I'm not holding out "hope" for SDNY or any other outfit. The fact that the Mueller report dropped, basically nothing happened, still hasn't been released in full etc.. tells me all I need to know about how all this is gonna work. He's not going anywhere until maybe well after he's no longer a sitting President.
The focus now for me is on policy and that's where Dems have picked up W's.. Trump is horrible on policy so why not attack him there.

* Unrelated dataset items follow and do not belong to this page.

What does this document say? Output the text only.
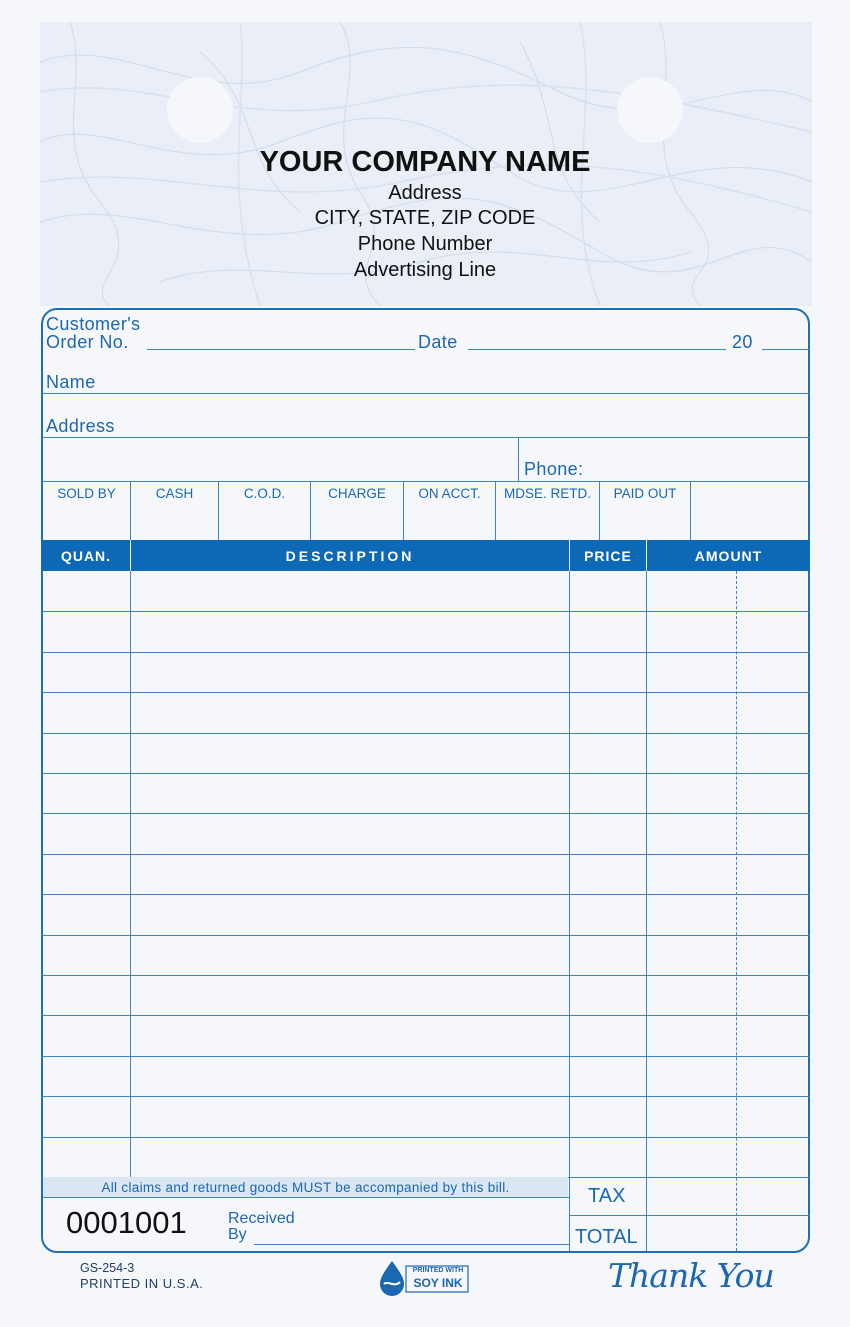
YOUR COMPANY NAME
Address
CITY, STATE, ZIP CODE
Phone Number
Advertising Line
Customer's
Order No.	Date	20
Name
Address
Phone:
SOLD BY	CASH	C.O.D.	CHARGE	ON ACCT.	MDSE. RETD.	PAID OUT
QUAN.	DESCRIPTION	PRICE	AMOUNT
All claims and returned goods MUST be accompanied by this bill.
0001001	Received
By
TAX
TOTAL
GS-254-3
PRINTED IN U.S.A.
PRINTED WITH
SOY INK	Thank You
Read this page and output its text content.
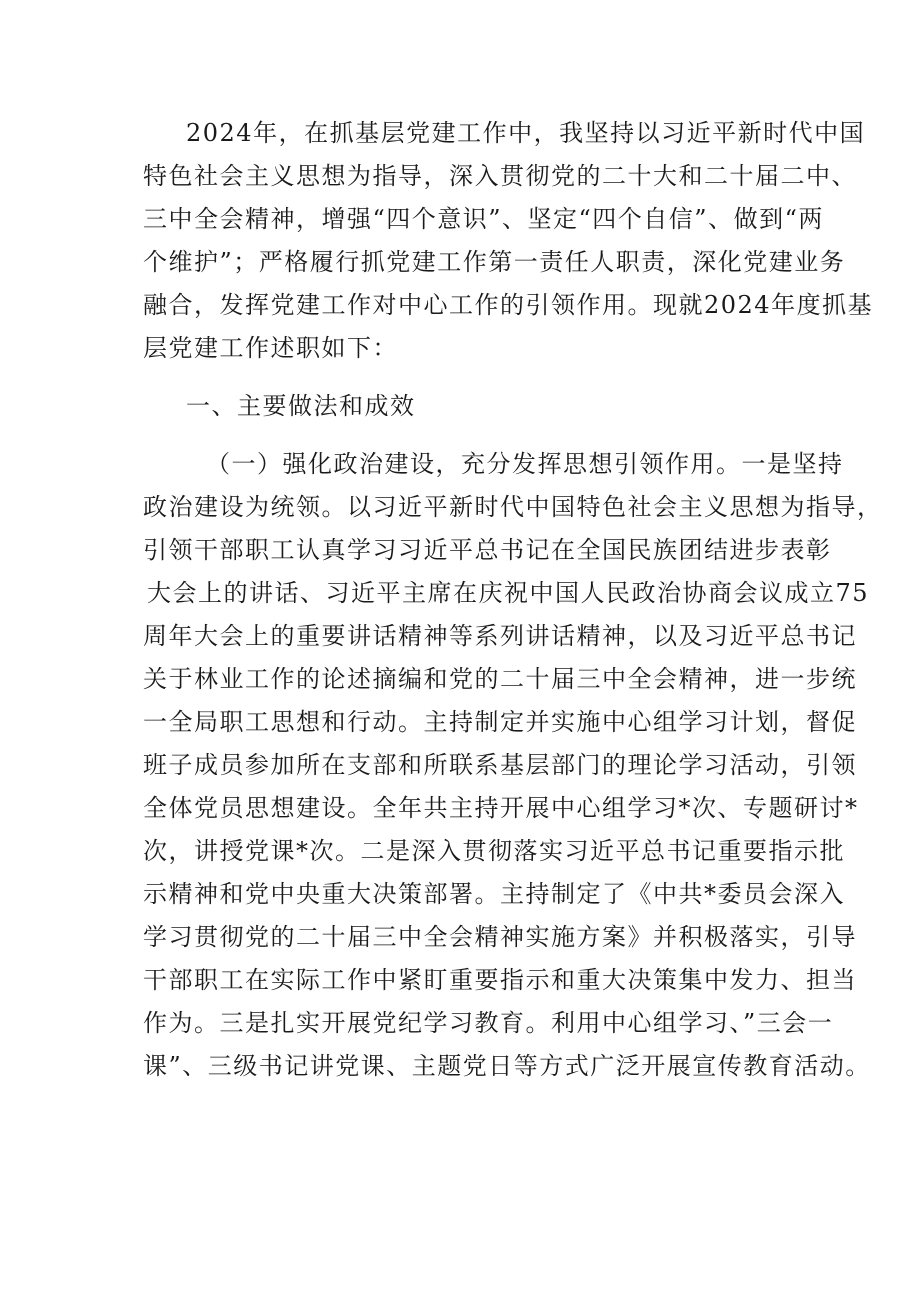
2024年，在抓基层党建工作中，我坚持以习近平新时代中国
特色社会主义思想为指导，深入贯彻党的二十大和二十届二中、
三中全会精神，增强“四个意识”、坚定“四个自信”、做到“两
个维护”；严格履行抓党建工作第一责任人职责，深化党建业务
融合，发挥党建工作对中心工作的引领作用。现就2024年度抓基
层党建工作述职如下：
一、主要做法和成效
（一）强化政治建设，充分发挥思想引领作用。一是坚持
政治建设为统领。以习近平新时代中国特色社会主义思想为指导，
引领干部职工认真学习习近平总书记在全国民族团结进步表彰
大会上的讲话、习近平主席在庆祝中国人民政治协商会议成立75
周年大会上的重要讲话精神等系列讲话精神，以及习近平总书记
关于林业工作的论述摘编和党的二十届三中全会精神，进一步统
一全局职工思想和行动。主持制定并实施中心组学习计划，督促
班子成员参加所在支部和所联系基层部门的理论学习活动，引领
全体党员思想建设。全年共主持开展中心组学习*次、专题研讨*
次，讲授党课*次。二是深入贯彻落实习近平总书记重要指示批
示精神和党中央重大决策部署。主持制定了《中共*委员会深入
学习贯彻党的二十届三中全会精神实施方案》并积极落实，引导
干部职工在实际工作中紧盯重要指示和重大决策集中发力、担当
作为。三是扎实开展党纪学习教育。利用中心组学习、”三会一
课”、三级书记讲党课、主题党日等方式广泛开展宣传教育活动。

And if something comes out of SDNY then great
This article is a must read.
Robert Mueller’s Legal Masterpiece
(Manhattan federal prosecutors)
had teamed up with their counterparts in the Brooklyn office to probe the Trump inaugural committee’s mysterious finances. The president raised more than $100 million for his inauguration, much of which came from major corporations and prominent political donors. Of interest to federal investigators is whether Middle Eastern countries with interests in Trump’s foreign policy illegally donated to the fund through American intermediaries.
(DC prosecutors)
There are signs that Mueller parceled out portions of this investigation to the federal prosecutor’s office in D.C. as well. The first public indication that investigators were looking into the inaugural committee’s finances came in August, when American lobbyist Sam Patten pleaded guilty to multiple charges related to helping a Ukrainian oligarch illegally buy inauguration tickets. The inquiry could ultimately lead investigators further into Trump’s business empire: ProPublica reported that an uncertain amount of the committee’s money went straight into the Trump Organization’s hotel in D.C.
(SDNY)
Cohen’s plea deal in August, followed by his three-year prison sentence earlier this month, shows how Mueller can still extract cooperation from witnesses in the satellite investigations. And with multiple U.S. attorney’s offices involved, Trump would face a much greater challenge in halting the Russia investigation or any of its spin-off inquiries. When former FBI Director James Comey testified before the House Oversight Committee earlier this month, a lawmaker asked him what impact Mueller’s dismissal would have on the current investigations. “As an informed outsider, I think that [you’d] almost have to fire everyone in the FBI and the Justice Department to derail the relevant investigations,” he replied, “but I don’t know exactly what the effect would be.”
(Closing)
Was all of this a conscious tactical decision on Mueller’s part? It’s possible that he spun off ancillary avenues of the investigation to avoid Starr’s fate, or to insulate the investigations from disruption if the president fires him. He may have done so for logistical reasons—perhaps he realized his staff couldn’t pursue it all—or to hew to his narrow prosecutorial mandate from the Justice Department. Whatever his intent, the effect has been deeply damaging to Trump’s political standing and legal fortunes, and it’s trending in the wrong direction for the president.